Barriers are real, but groundless. People create them for no apparent reason. There is no reason for new investors to become overwhelmed by barriers, especially if their money is at stake. With this, traders need to think of ways to overcome their barriers. The most common way is to use the techniques and tools to build a solid strategy, then follow it diligently. This is the only way to ensure years of successful day trading.

Educate Yourself

There is no better way to prepare to beat the barriers than education. Once familiar with the ins and outs of day trading, confidence will drive the strategy. New traders need to understand the dangers of the day trading market. Most strategies are built around tools that protect the investor’s capital – not trying to focus on the profits. Investors need to comprehend why a trend moves up or down, why charts vary several ticks, and why something as small as the market opening can change the value of a commodity.

Plan ahead

Most people view day trading as gambling, or label it a scam. This is because they do not invest enough time to learn the science behind the colorful charts. It is suggested that you come up with a trading strategy. Once a trader has a strategy they should run simulations for several weeks, refining the system, and developing entry and exit strategies, looking for indicators, and creating signals. Only when everything is ready can the trader start investing their capital.

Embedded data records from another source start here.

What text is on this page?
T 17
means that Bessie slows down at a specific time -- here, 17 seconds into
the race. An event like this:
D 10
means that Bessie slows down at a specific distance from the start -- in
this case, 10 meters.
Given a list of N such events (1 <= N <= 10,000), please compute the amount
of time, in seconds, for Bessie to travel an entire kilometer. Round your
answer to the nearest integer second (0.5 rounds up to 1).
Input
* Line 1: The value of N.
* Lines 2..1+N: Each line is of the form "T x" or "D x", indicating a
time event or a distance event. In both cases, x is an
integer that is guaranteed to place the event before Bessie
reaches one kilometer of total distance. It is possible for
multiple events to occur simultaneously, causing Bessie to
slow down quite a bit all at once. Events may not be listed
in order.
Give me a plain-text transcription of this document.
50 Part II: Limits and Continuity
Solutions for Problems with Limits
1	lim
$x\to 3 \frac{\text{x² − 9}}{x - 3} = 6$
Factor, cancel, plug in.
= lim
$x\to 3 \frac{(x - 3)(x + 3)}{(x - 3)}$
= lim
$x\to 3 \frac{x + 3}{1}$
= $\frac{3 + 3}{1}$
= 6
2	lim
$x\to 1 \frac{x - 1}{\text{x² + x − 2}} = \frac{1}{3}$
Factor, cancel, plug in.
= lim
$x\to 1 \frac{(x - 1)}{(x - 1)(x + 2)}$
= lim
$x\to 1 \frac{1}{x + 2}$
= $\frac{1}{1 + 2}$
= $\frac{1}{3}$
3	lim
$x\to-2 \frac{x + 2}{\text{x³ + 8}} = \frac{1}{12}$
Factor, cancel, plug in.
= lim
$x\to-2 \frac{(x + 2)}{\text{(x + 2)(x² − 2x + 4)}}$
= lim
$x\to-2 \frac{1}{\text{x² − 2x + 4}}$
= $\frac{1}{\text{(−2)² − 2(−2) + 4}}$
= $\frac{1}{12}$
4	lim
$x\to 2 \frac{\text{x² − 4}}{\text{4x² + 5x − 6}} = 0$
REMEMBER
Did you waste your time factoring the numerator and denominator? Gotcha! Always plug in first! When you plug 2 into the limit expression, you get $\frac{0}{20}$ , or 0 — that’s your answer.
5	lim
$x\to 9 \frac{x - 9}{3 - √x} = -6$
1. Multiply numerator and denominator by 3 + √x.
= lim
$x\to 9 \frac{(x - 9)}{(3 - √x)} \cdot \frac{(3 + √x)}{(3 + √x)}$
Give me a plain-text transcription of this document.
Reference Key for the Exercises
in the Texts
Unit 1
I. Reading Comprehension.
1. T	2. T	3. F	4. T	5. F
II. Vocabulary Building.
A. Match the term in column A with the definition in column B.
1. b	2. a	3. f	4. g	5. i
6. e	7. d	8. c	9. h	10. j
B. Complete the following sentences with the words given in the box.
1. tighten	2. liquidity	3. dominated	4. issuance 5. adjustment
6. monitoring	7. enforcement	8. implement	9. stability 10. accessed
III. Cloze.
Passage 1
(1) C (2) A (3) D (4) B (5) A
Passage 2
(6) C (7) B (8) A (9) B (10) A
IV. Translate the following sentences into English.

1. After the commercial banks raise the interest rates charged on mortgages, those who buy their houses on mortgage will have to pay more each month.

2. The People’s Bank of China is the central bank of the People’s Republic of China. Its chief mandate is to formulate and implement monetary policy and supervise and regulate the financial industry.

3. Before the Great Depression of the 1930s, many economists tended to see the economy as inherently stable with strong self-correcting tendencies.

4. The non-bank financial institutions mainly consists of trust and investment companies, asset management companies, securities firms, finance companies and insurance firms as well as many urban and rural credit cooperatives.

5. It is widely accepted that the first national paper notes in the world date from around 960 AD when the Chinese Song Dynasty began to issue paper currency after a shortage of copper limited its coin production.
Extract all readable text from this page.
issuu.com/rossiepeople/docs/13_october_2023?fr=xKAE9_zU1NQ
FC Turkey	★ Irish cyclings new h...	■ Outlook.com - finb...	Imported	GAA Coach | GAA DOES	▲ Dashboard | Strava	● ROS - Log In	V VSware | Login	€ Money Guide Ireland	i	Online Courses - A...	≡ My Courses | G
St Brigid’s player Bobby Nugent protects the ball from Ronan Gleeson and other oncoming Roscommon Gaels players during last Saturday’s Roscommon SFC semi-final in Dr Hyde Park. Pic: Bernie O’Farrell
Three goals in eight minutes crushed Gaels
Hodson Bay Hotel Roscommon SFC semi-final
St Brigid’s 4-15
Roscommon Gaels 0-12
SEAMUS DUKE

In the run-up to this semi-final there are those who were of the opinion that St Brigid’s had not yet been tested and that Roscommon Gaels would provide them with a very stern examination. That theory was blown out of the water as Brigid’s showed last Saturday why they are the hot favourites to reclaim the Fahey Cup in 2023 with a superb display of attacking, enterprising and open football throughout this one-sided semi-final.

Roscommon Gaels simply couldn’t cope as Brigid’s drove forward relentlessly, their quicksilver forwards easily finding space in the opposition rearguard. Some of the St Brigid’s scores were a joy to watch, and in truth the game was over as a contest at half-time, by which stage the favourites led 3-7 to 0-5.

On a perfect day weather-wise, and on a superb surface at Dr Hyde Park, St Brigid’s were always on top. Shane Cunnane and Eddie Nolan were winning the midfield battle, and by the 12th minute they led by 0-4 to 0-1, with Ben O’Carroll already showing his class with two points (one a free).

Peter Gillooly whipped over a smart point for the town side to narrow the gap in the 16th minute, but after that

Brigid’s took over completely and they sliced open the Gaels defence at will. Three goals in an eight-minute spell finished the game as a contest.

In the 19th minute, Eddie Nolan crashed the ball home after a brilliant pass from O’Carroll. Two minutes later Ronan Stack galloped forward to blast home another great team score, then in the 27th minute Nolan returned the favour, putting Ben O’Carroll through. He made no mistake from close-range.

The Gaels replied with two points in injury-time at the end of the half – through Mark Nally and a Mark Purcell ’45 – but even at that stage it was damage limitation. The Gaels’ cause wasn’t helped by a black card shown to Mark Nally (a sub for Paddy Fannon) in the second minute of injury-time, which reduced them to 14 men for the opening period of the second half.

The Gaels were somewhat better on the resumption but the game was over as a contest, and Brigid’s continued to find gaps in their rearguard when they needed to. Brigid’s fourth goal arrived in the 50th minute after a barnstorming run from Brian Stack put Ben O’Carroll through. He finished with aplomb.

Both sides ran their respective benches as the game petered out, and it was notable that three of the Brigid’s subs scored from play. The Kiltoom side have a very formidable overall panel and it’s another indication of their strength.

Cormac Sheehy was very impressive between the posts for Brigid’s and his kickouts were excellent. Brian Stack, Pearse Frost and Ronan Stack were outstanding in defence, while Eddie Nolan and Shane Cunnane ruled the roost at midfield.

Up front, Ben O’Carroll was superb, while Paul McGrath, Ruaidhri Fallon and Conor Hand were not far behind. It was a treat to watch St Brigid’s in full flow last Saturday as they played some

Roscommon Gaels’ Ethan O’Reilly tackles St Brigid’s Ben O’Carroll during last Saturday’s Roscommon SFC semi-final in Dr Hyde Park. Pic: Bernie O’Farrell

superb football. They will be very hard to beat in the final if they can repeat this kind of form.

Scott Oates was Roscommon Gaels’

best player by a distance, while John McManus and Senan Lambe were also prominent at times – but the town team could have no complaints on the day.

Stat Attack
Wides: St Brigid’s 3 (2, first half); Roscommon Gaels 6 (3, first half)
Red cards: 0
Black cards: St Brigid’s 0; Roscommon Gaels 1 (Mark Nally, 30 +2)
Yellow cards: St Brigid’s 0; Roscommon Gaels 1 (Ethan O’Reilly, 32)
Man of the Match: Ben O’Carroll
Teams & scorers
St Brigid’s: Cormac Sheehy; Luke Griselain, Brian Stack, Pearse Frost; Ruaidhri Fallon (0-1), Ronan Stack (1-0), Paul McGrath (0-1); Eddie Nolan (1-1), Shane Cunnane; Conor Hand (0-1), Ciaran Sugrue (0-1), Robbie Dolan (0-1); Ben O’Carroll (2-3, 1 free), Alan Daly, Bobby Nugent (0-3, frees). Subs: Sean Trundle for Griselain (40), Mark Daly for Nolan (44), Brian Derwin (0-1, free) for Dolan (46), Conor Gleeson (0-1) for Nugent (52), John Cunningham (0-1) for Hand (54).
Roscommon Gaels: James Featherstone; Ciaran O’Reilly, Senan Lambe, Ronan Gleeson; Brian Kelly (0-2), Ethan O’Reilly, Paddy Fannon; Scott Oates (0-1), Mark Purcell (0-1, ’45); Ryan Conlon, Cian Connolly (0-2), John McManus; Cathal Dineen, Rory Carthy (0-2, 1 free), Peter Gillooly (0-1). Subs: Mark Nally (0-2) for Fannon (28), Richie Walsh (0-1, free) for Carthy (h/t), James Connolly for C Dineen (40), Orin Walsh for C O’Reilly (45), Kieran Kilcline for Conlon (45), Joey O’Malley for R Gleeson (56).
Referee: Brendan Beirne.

A trading plan will help you achieve your day trading goals. It will serve as your map to demonstrate. Traders will start to anticipate the paths which are good to walk into and which paths to avoid.

Understand the techniques

The techniques and strategies tell investors how to react to indicators and signals. Example, sell short-term stock strategy. If you have short-term stock that suffers for ten uninterrupted trading days it is best to sell it. This prevents tying capital to weak stocks. By doing so, you will avoid any pitfalls over your capital.

Stocks that are likely to hurl for over 25 % on the first three trading days, it is wise to sell one-half of it. According to trend studies, if you sell any stock which hurls 25 % or further during the first three days, you are more likely to gain profit. This works against common sense, which is why the strategies must be followed diligently.

Day trading techniques have flooded the market. Not all of them are valuable. All you need to do is patiently compile them within your boundaries. The purpose of most is to give the investor a sense of security. Once have a thorough comparison of the available techniques, it is wise to select which ones will be suitable for you.